Advance Care Planning Terms

Advance Care Planning Terms for you to know

Advance care planning (ACP) is a process of discussing and documenting an individual’s future healthcare preferences and decisions. ACP involves identifying and discussing medical treatments and interventions that an individual would want or not want in case they become unable to make decisions for themselves due to illness, injury, or cognitive impairment. This blog will define and explain some of the common  terms associated with advance care planning

  1. Advance Directive: An advance directive is a legal document that specifies an individual’s healthcare preferences, such as their choice of medical treatments, end-of-life care, and organ donation. Advance directives include living wills and durable power of attorney for healthcare (DPAHC) also known as a health care proxy or medical power of attorney.
  1. Living Will: A living will is a document that outlines an individual’s wishes regarding medical treatments that they would want or not want to receive in case they become terminally ill or incapacitated. The document states the individual’s desire to refuse or withdraw medical treatment that may prolong their life, but not cure their condition. Gentreo’s health care proxy allows you the opportunity to express your medical wishes similar to what you can state in a living will.
  1. Durable Power of Attorney for Healthcare (DPAHC): A DPAHC is a legal document that appoints a healthcare agent to make healthcare decisions on an individual’s behalf in case they are unable to do so. The healthcare agent is usually a trusted family member or friend who is aware of the individual’s healthcare preferences and values.
  1. Code Status: Code status refers to an individual’s choice of medical interventions in case of cardiac or respiratory arrest or medical emergency. A code status can be full code, do not resuscitate (DNR), or comfort measures only (CMO). Full code means that an individual wants all life-saving measures, including cardiopulmonary resuscitation (CPR) and intubation.

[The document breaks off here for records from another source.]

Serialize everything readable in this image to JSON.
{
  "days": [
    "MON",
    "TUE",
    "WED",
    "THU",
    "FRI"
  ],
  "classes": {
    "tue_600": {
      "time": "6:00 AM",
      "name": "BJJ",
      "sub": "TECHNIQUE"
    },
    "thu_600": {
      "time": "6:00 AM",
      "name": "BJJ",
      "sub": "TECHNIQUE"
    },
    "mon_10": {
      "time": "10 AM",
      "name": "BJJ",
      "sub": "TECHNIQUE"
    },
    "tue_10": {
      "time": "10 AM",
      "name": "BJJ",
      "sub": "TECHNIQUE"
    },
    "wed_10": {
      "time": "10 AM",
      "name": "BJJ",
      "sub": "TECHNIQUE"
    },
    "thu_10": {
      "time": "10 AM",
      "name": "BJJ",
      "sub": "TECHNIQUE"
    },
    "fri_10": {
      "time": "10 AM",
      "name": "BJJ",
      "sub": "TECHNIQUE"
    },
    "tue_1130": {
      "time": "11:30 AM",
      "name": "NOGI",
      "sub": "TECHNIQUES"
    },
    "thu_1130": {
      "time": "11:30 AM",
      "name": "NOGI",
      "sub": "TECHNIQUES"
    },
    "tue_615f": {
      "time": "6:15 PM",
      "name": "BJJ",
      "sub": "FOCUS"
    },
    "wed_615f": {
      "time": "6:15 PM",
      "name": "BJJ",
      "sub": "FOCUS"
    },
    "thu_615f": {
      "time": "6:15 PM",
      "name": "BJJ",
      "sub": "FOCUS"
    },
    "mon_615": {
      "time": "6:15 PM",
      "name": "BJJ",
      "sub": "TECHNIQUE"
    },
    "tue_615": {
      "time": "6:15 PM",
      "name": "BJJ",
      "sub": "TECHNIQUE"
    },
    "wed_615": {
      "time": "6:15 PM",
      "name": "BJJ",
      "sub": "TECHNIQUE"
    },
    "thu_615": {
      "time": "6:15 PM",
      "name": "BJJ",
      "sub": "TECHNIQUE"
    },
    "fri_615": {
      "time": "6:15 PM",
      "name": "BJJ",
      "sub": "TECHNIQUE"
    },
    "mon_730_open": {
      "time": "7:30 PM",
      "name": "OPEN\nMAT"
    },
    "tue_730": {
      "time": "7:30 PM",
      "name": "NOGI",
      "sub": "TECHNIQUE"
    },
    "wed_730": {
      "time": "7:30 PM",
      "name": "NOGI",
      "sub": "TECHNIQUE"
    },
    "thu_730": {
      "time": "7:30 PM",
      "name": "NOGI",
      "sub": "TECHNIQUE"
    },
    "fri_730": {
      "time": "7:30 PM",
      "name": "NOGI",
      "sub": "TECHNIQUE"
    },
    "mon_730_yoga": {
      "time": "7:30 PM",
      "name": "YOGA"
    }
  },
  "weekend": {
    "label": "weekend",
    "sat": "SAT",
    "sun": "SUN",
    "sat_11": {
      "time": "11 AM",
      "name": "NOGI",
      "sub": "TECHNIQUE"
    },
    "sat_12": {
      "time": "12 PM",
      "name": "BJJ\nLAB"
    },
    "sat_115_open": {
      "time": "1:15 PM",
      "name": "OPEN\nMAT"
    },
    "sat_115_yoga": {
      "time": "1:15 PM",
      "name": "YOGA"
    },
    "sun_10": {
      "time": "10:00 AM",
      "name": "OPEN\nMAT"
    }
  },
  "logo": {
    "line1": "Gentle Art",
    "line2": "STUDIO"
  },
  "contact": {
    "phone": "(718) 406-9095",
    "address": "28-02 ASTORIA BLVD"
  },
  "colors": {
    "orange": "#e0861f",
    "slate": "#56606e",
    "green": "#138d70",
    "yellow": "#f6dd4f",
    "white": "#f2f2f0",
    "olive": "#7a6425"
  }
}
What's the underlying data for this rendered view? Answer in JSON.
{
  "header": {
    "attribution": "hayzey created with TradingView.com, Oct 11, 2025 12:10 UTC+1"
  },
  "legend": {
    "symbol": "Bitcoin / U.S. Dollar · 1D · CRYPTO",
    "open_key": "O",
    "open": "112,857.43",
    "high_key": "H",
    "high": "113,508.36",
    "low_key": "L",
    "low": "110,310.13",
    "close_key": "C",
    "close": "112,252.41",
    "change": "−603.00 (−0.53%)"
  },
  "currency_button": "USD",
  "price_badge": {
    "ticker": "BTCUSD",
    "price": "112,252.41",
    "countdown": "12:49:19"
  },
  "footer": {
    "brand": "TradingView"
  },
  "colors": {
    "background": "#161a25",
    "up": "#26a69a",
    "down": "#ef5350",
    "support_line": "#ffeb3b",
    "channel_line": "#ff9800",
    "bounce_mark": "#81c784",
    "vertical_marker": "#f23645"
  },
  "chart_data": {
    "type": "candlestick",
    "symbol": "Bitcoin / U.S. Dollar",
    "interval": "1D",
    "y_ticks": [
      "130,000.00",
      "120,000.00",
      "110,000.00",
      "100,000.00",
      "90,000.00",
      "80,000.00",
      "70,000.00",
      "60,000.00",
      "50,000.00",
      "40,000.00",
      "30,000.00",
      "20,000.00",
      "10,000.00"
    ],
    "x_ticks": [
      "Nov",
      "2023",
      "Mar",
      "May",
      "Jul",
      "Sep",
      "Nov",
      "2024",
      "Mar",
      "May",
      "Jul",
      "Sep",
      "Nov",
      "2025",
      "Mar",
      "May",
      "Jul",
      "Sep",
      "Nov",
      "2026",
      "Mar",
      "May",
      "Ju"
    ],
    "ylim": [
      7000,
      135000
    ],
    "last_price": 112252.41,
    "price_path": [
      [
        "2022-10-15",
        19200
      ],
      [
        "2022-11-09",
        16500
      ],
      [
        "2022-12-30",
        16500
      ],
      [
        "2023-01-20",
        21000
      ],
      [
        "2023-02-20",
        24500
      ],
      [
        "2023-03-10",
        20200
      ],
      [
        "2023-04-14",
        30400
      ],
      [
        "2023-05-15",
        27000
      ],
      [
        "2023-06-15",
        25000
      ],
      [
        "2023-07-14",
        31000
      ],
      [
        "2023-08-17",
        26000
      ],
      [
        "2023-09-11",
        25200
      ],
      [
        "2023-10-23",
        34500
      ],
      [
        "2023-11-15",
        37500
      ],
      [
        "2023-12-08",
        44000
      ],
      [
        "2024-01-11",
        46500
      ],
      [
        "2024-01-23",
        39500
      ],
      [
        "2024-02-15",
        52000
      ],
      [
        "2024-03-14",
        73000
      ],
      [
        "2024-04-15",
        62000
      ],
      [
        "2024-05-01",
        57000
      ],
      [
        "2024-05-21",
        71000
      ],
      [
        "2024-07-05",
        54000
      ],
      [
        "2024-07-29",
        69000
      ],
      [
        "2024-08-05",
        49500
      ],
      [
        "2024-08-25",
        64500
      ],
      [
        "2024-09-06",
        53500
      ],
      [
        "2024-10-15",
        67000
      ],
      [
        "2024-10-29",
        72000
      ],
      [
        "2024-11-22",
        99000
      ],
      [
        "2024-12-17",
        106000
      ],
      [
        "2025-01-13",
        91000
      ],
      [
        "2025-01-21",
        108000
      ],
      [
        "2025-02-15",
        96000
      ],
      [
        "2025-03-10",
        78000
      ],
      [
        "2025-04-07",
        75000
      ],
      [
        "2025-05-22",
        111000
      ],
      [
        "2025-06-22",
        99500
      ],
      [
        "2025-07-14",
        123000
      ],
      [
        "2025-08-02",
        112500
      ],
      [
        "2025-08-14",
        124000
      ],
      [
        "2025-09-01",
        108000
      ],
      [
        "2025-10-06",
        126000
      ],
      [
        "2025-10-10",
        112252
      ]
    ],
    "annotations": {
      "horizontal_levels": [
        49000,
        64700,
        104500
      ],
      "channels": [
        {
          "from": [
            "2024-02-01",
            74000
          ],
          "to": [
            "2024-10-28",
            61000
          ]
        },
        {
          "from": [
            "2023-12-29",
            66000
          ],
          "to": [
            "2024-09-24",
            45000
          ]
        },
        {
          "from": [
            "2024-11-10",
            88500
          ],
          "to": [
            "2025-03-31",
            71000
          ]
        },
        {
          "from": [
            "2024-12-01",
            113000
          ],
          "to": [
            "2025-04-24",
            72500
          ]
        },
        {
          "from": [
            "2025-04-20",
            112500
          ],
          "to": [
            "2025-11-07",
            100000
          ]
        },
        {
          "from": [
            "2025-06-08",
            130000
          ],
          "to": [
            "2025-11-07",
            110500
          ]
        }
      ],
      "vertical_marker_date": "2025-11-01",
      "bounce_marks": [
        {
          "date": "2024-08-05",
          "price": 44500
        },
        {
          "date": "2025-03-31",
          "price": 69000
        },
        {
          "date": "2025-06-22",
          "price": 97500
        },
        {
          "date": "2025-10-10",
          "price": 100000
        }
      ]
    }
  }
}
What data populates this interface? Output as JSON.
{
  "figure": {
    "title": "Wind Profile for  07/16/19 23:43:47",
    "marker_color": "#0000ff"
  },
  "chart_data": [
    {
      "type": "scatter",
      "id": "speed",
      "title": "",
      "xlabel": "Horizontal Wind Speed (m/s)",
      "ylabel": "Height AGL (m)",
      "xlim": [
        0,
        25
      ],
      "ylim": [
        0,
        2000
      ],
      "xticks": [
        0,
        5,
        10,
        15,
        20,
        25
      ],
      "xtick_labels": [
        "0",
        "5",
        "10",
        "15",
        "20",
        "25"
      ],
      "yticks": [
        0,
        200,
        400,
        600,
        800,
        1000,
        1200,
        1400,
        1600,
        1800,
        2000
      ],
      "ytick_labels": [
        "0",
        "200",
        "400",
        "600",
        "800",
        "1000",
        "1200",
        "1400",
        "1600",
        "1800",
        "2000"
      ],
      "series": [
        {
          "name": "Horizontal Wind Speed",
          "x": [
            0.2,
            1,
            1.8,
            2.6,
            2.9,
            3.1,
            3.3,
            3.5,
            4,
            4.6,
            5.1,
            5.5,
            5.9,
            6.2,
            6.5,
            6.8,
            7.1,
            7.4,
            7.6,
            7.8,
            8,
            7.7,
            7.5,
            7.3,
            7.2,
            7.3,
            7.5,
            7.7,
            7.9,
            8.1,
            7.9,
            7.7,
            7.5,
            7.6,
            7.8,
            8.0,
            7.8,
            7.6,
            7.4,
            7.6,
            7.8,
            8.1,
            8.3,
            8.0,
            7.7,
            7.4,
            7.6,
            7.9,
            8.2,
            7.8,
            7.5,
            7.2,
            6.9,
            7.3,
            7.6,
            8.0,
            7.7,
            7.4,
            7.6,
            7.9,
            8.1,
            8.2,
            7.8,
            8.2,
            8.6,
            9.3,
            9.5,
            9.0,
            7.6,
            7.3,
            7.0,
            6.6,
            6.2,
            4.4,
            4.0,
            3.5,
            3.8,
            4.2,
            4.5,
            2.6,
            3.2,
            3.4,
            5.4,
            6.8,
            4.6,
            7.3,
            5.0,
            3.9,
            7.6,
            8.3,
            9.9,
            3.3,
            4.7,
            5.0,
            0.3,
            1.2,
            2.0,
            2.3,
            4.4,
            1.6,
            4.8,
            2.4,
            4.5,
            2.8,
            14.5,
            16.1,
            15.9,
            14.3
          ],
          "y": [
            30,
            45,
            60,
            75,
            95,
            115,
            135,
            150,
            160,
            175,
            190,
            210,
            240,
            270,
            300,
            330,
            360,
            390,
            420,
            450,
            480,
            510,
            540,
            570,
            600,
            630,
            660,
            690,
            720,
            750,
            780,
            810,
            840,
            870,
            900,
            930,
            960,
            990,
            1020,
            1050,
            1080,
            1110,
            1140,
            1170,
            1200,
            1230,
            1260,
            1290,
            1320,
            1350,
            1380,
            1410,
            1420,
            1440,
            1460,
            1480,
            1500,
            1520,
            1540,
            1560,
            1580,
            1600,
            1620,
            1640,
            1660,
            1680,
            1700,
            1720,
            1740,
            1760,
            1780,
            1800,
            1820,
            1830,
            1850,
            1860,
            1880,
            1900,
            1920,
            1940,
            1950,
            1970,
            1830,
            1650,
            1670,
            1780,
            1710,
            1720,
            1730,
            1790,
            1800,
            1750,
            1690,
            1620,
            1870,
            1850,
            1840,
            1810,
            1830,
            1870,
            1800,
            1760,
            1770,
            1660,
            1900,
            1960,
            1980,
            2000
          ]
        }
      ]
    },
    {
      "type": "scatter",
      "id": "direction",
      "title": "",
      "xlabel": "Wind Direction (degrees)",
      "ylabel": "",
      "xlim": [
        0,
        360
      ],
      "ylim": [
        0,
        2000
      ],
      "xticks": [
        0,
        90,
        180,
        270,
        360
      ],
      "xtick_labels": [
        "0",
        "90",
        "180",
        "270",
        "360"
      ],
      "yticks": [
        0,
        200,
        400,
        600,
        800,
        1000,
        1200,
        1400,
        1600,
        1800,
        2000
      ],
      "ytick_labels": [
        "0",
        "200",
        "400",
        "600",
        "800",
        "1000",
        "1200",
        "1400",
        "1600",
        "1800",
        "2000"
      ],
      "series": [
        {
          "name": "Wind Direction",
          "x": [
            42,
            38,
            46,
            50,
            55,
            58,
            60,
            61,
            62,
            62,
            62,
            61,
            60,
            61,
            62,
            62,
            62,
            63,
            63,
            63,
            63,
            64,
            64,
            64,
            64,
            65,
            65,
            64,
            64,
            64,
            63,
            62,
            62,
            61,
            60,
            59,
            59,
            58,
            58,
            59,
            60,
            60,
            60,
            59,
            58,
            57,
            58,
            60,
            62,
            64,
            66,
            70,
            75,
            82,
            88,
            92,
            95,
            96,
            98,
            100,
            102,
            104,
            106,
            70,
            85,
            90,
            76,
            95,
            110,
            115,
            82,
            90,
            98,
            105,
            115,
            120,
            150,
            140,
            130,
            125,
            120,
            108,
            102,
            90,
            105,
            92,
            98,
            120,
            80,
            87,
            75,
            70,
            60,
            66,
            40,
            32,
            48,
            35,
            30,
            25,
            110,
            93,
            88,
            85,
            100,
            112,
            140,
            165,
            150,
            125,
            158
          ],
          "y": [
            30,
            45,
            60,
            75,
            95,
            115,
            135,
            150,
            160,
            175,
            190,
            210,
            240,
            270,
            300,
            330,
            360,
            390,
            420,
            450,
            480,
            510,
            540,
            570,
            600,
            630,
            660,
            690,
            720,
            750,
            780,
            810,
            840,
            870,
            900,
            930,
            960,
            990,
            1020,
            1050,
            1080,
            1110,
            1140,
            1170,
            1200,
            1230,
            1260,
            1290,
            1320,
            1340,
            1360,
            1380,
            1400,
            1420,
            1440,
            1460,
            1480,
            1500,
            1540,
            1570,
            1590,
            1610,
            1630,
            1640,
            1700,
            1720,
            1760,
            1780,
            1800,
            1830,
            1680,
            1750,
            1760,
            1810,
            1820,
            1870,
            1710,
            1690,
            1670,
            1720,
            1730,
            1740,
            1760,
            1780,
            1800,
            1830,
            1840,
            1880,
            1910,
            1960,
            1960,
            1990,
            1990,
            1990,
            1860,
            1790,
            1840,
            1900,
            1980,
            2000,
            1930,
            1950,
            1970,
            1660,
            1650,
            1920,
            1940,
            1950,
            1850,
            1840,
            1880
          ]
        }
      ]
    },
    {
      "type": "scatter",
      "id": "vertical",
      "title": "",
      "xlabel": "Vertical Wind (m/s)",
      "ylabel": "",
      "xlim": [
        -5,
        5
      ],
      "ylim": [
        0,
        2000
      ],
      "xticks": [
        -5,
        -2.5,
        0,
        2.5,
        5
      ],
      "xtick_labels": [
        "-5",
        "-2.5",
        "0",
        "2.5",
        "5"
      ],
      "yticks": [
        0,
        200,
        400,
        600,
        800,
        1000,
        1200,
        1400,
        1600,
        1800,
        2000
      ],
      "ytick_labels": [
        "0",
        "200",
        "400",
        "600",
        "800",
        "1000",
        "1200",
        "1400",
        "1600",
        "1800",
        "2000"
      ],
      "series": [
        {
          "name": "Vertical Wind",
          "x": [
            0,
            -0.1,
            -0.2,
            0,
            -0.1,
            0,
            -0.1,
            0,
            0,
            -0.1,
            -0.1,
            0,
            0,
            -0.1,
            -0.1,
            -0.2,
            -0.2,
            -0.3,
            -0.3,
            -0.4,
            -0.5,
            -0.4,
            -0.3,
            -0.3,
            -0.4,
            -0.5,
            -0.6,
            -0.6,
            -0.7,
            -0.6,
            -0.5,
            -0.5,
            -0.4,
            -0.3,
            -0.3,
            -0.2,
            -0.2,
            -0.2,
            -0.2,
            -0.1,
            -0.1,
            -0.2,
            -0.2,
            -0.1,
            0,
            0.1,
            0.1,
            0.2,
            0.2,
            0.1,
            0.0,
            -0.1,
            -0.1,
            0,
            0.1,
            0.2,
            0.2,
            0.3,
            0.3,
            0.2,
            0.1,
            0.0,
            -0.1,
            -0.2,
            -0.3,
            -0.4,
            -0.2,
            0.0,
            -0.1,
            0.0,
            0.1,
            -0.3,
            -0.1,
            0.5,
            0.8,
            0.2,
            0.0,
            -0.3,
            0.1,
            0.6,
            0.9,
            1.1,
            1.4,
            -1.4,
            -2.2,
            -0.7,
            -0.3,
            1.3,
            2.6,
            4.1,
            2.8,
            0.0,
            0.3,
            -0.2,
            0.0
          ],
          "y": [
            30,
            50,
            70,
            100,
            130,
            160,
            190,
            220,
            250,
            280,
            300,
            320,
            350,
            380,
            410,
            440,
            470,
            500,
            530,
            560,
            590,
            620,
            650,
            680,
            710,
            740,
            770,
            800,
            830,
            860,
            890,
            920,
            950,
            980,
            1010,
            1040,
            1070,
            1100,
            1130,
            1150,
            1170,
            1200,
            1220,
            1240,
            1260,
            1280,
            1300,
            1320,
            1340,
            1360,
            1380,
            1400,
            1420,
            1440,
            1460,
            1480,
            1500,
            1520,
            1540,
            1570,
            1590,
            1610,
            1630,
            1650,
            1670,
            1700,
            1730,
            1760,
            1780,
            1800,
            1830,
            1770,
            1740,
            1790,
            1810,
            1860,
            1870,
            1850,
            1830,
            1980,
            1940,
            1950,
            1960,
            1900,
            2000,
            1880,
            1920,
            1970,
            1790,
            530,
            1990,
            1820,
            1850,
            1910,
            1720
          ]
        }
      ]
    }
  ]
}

DNR means that an individual does not want CPR but may want other medical interventions, such as medications or oxygen. CMO means that an individual wants only measures that provide comfort, such as pain relief or other palliative care. Do not hospitalize ( DNH) is another code option in which the patient or someone authorized on behalf of the patient orders that there be no hospitalization.  Do not intubate (DNI) is a code to prevent intubation of the patient.
  1. Palliative Care: Palliative care is a medical specialty that provides support and comfort to individuals with serious or terminal illnesses. Palliative care focuses on relieving symptoms and improving quality of life, rather than curing the underlying illness.
  1. Hospice Care: Hospice care is a type of palliative care that is provided to individuals who have a life-limiting illness and are nearing the end of life. Hospice care focuses on providing comfort and support to the individual and their family, rather than on curing the illness.
  1. Do Not Resuscitate (DNR): A DNR order is a medical order that instructs healthcare providers not to perform cardiopulmonary resuscitation (CPR) in case of cardiac or respiratory arrest. A DNR order can be included in an individual’s advance directive or medical record.
  1. Medical Power of Attorney: A medical power of attorney is a legal document that appoints a trusted individual to make healthcare decisions on an individual’s behalf in case they are unable to do so. The medical power of attorney may also be called a healthcare proxy.
  1. Life-Sustaining Treatment: Life-sustaining treatment refers to medical interventions that support or maintain the vital functions of an individual’s body, such as breathing, circulation, and nutrition. Examples of life-sustaining treatment include mechanical ventilation, dialysis, and artificial nutrition and hydration.
  1. Capacity: Capacity refers to an individual’s ability to make decisions and understand the consequences of their decisions. A healthcare provider may assess an individual’s capacity to make decisions and document the assessment in the medical record.
  1. Surrogate Decision Maker: A surrogate decision maker is an individual who is appointed to make healthcare decisions on behalf of an individual who is unable to make decisions for themselves. This may occur if the individual is unconscious, incapacitated or unable to communicate their wishes due to illness or injury. The surrogate decision maker may be a family member, a close friend, or another trusted individual who is authorized to make decisions on behalf of the patient. The surrogate decision maker’s role is to ensure that the patient’s wishes and values are respected and that their healthcare decisions align with the patient’s previously expressed wishes, including those outlined in an advance directive. The surrogate decision maker may also consult with healthcare professionals to ensure that the best possible care is provided to the patient.